Inteligencia Artificial

Anthropic exibiu um cemitério no intervalo da Copa e comprou o debate inteiro sobre IA

Alexandre Caramaschi
Alexandre Caramaschi é Chief Strategy Officer da

A Anthropic veiculou um comercial de 90 segundos durante Argentina 3 a 1 Suíça, quartas de final da Copa do Mundo, em 11 de julho de 2026, e o filme não mostrou uma única tela de produto. Mostrou lápides, uma casa em chamas, multidões sob reconhecimento facial e uma sequência de perguntas sobre risco, fechando com a assinatura “There’s hope in hard questions”. O retorno da peça não veio de conversão imediata: veio de posicionamento semântico, porque a empresa converteu uma pergunta de categoria em ativo de marca que veículos independentes e modelos generativos passaram a repetir com vocabulário estável. Copiar a jogada é possível em qualquer orçamento, desde que a empresa entenda a fatura que vem junto, e a própria Anthropic já começou a pagá-la.
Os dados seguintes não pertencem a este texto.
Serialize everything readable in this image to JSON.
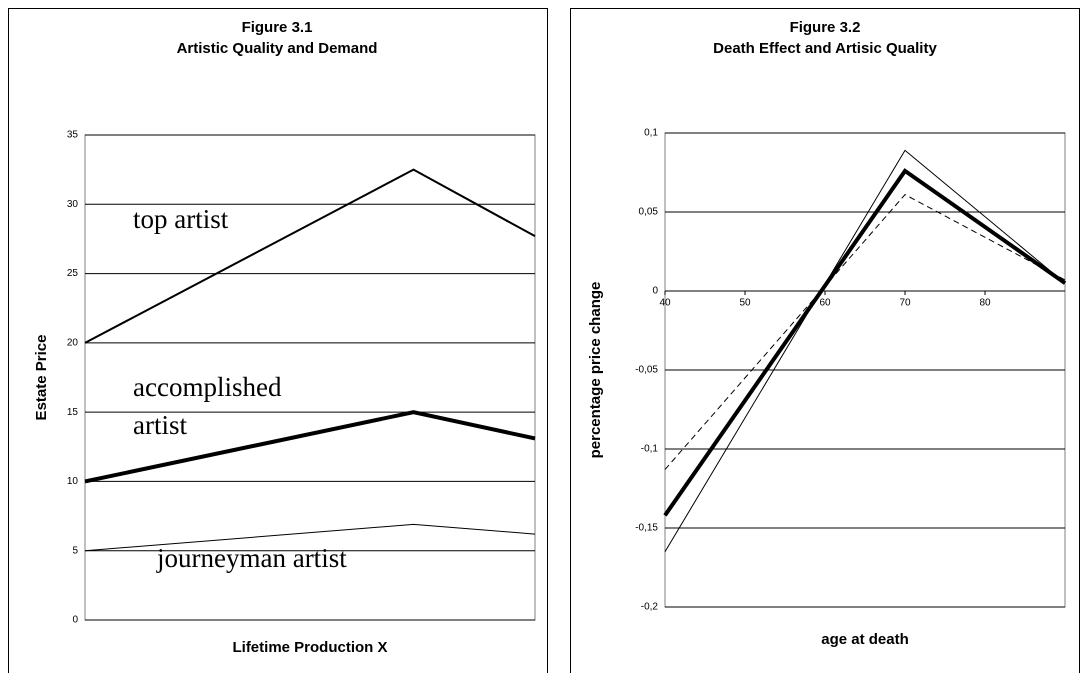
{
  "chart_data": [
    {
      "type": "line",
      "title": "Figure 3.1",
      "subtitle": "Artistic Quality and Demand",
      "y_label": "Estate Price",
      "x_label": "Lifetime Production X",
      "x": [
        0,
        73,
        100
      ],
      "xlim": [
        0,
        100
      ],
      "ylim": [
        0,
        35
      ],
      "yticks": [
        0,
        5,
        10,
        15,
        20,
        25,
        30,
        35
      ],
      "grid": true,
      "series": [
        {
          "color": "#000000",
          "linestyle": "solid",
          "values": [
            20,
            32.5,
            27.7
          ]
        },
        {
          "color": "#000000",
          "linestyle": "solid",
          "values": [
            10,
            15,
            13.1
          ]
        },
        {
          "color": "#000000",
          "linestyle": "solid",
          "values": [
            5,
            6.9,
            6.2
          ]
        }
      ],
      "annotations": [
        "top artist",
        "accomplished",
        "artist",
        "journeyman artist"
      ]
    },
    {
      "type": "line",
      "title": "Figure 3.2",
      "subtitle": "Death Effect and Artisic Quality",
      "y_label": "percentage price change",
      "x_label": "age at death",
      "x": [
        40,
        70,
        90
      ],
      "xlim": [
        40,
        90
      ],
      "xticks": [
        40,
        50,
        60,
        70,
        80
      ],
      "ylim": [
        -0.2,
        0.1
      ],
      "yticks": [
        {
          "value": -0.2,
          "label": "-0,2"
        },
        {
          "value": -0.15,
          "label": "-0,15"
        },
        {
          "value": -0.1,
          "label": "-0,1"
        },
        {
          "value": -0.05,
          "label": "-0,05"
        },
        0,
        {
          "value": 0.05,
          "label": "0,05"
        },
        {
          "value": 0.1,
          "label": "0,1"
        }
      ],
      "grid": true,
      "series": [
        {
          "color": "#000000",
          "linestyle": "solid",
          "values": [
            -0.142,
            0.076,
            0.005
          ]
        },
        {
          "color": "#000000",
          "linestyle": "dashed",
          "values": [
            -0.113,
            0.061,
            0.007
          ]
        },
        {
          "color": "#000000",
          "linestyle": "solid",
          "values": [
            -0.165,
            0.089,
            0.005
          ]
        }
      ]
    }
  ]
}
A reação foi imediata e majoritariamente hostil. Sam Altman, CEO da OpenAI, publicou no X que “i thought this was satire, kept looking for the handle to be spelled c1audeai or something”, segundo apuração do TechCrunch em 14 de julho de 2026. Torcedores classificaram o anúncio como insuportável durante a transmissão, conforme registrou o The Mirror US. Sete dias depois, a marca continuava no centro da conversa pública sobre segurança em inteligência artificial, que é exatamente o resultado que o dinheiro comprou.

A Anthropic comprou associação semântica, não intenção de compra

O intervalo de Copa entregou à empresa algo que campanha de performance não produz: coocorrência repetida entre o nome da marca e um tema de categoria, escrita por terceiros, em veículos que os modelos generativos tratam como fonte. Essa é a moeda do Generative Engine Optimization.

O filme integra a campanha “Inviting hard questions”, lançada em 9 de julho de 2026 e assinada pelo Ad Age como iniciativa de marca e pesquisa, não como anúncio de produto. A base por trás da peça também é declarada: a Anthropic ouviu mais de 120 mil pessoas em 159 países, e as vozes do filme vieram de entrevistas feitas em uma turnê pelos Estados Unidos, conforme reportagem de Harry Booth publicada pela TIME em 16 de julho de 2026.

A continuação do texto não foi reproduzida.